A moment earlier, when speaking about Hudson River fish, Nim had been tempted to quote Charles Luce, Con Edison's chairman, who once declared in a public moment of exasperation, “There comes a point where human environment must prevail over fish habitat. I think in New York we've reached it." But caution prevailed. The remark had got Chuck Luce into trouble and produced a storm of abuse from ecologists and others. Why join him?
Besides, Nim thought, he already had public image problems himself over that damned helicopter. It was coming this afternoon to Devil's Gate to return him to the city where urgent work was piled up on his desk. He had made sure, though, that the chopper would not arrive until after the press contingent had departed by bus.
Meanwhile, disliking this chore and relieved that it would end soon, he continued fielding questions.
* * *
At 2 pm, at Devil's Gate Camp the last few stragglers were climbing aboard the press bus, which had its motor running and was ready to leave. The group had lunched; their journey back to the city would take four hours. Fifty yards away, Teresa Van Buren, who was also going on the bus, told Nim, "Thanks for all you did, even though you hated some of it."
He said with a smile, "I get paid to do a few things, now and then, that I'd rather not. Was anything accomplished, do you . . . ?"
Nim stopped, not certain why, except for a sudden chilling instinct that something was wrong in the scene around him, something out of place.
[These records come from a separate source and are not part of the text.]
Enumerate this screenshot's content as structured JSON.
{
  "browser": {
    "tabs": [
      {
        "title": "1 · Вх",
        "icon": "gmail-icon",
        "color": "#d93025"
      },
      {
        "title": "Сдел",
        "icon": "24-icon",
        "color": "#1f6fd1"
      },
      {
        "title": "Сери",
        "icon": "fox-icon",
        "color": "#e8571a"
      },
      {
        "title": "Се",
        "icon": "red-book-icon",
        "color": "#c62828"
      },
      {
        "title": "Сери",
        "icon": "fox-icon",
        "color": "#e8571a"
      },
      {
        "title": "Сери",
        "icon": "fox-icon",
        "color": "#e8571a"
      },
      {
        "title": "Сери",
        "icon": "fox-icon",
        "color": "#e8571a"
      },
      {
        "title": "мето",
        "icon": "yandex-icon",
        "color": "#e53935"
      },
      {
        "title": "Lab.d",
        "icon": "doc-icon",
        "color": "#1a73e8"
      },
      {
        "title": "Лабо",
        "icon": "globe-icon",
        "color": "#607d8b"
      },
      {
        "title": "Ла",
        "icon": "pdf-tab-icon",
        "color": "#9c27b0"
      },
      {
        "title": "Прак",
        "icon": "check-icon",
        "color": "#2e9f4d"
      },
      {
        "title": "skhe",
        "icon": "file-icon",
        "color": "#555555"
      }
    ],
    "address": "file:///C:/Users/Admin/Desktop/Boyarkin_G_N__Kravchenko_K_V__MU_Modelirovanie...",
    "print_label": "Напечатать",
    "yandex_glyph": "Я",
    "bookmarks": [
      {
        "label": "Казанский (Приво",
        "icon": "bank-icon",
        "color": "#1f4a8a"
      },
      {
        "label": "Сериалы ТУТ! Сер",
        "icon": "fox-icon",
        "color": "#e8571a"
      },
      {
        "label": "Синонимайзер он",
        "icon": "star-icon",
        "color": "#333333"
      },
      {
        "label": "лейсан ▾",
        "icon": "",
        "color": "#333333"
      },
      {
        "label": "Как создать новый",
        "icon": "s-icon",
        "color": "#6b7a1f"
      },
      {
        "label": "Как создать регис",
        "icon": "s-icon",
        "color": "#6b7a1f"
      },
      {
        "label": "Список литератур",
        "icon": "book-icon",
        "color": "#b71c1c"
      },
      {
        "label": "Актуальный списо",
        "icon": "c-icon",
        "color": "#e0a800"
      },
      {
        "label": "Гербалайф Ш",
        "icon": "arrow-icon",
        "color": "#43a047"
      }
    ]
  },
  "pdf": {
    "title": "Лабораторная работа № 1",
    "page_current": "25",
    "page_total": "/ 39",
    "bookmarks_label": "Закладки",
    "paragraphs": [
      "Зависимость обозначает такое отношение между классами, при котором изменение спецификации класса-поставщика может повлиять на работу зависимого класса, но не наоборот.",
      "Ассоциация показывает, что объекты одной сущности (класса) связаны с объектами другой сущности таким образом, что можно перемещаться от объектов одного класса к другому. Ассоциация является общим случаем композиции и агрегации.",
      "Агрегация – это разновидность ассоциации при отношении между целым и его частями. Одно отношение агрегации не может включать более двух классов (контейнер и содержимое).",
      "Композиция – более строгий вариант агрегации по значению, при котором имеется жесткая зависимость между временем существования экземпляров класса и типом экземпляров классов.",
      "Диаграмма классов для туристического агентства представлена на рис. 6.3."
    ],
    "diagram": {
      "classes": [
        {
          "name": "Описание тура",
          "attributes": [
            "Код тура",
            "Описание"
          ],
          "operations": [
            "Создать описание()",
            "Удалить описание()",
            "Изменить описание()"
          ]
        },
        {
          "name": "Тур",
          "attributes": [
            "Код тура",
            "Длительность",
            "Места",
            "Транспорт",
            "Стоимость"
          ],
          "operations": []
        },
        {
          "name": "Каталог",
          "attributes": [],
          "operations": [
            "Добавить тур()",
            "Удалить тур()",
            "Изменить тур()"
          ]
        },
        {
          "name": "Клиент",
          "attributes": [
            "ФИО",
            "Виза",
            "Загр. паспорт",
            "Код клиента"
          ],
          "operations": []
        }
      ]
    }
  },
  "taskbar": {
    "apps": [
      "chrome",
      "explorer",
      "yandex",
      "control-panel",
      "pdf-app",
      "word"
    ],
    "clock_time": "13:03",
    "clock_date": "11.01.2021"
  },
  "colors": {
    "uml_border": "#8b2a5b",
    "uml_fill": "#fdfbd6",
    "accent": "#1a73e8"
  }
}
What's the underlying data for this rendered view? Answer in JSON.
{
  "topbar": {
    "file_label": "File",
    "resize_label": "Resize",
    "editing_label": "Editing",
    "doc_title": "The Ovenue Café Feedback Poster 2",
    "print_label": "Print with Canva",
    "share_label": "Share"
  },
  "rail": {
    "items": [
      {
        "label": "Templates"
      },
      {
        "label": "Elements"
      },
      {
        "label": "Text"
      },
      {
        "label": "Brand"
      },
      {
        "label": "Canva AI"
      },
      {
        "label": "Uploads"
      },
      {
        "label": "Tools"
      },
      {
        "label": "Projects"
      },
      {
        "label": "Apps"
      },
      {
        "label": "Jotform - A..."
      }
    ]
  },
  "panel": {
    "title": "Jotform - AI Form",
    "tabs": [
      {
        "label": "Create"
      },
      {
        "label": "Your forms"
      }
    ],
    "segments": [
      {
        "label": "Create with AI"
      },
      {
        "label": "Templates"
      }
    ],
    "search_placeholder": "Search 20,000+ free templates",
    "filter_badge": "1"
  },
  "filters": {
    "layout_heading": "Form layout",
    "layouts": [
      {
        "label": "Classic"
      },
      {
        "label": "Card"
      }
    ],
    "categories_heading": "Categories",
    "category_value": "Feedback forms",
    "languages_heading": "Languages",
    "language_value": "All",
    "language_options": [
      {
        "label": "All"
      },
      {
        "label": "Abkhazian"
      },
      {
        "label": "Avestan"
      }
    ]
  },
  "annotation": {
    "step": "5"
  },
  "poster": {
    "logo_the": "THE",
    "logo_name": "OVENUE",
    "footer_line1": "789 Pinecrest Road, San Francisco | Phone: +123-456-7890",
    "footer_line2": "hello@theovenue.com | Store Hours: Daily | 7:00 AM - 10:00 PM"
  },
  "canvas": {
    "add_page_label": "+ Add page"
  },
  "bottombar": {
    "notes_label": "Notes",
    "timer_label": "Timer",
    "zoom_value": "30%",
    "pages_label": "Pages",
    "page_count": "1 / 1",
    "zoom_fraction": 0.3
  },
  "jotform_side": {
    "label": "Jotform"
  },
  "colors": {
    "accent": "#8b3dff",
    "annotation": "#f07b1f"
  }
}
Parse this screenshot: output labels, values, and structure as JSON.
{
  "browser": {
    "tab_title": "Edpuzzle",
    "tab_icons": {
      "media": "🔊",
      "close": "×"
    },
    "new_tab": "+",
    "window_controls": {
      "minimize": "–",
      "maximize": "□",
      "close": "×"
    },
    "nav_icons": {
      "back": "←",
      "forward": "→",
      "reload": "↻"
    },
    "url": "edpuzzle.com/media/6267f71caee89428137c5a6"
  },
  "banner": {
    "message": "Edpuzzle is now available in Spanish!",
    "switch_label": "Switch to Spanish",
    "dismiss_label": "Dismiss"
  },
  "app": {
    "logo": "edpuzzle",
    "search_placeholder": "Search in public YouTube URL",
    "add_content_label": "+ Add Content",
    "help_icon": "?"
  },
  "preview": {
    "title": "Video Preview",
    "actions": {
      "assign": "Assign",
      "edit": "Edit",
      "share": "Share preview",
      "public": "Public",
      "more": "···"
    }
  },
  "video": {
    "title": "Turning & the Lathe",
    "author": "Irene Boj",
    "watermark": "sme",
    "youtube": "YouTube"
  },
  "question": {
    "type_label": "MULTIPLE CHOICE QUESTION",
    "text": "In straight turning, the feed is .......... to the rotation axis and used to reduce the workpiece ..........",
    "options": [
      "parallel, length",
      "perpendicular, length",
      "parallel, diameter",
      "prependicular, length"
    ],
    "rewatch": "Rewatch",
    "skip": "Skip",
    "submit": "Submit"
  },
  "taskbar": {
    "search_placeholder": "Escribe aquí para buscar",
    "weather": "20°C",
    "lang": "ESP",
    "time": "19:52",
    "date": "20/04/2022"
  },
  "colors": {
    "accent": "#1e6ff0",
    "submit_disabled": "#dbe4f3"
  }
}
They were standing roughly where be had been this morning when he paused en route to breakfast; the weather was still beautiful clear sunshine highlighting a profusion of trees and wild flowers, with a breeze stirring the fragrant mountain air. Both bunkhouses were visible, the bus in front of one, a couple of off-duty employees sunning themselves on a balcony of the other. In the opposite direction, over by the staff houses, a group of children was playing; a few minutes earlier Nim had noticed among them the redheaded boy Danny, whom be had spoken to this morning. The boy was flying a kite, perhaps a birthday present, though at the moment both boy and kite had disappeared from view. Nim's gaze moved on to a GSP & L heavy-duty service truck and a cluster of men in work gear. among them he caught a glimpse of the trim, bearded figure of Wally Talbot Jr. Presumably Wally was with the transmission line crew he had mentioned earlier. On the road leading into camp a small blue tradesman's van appeared.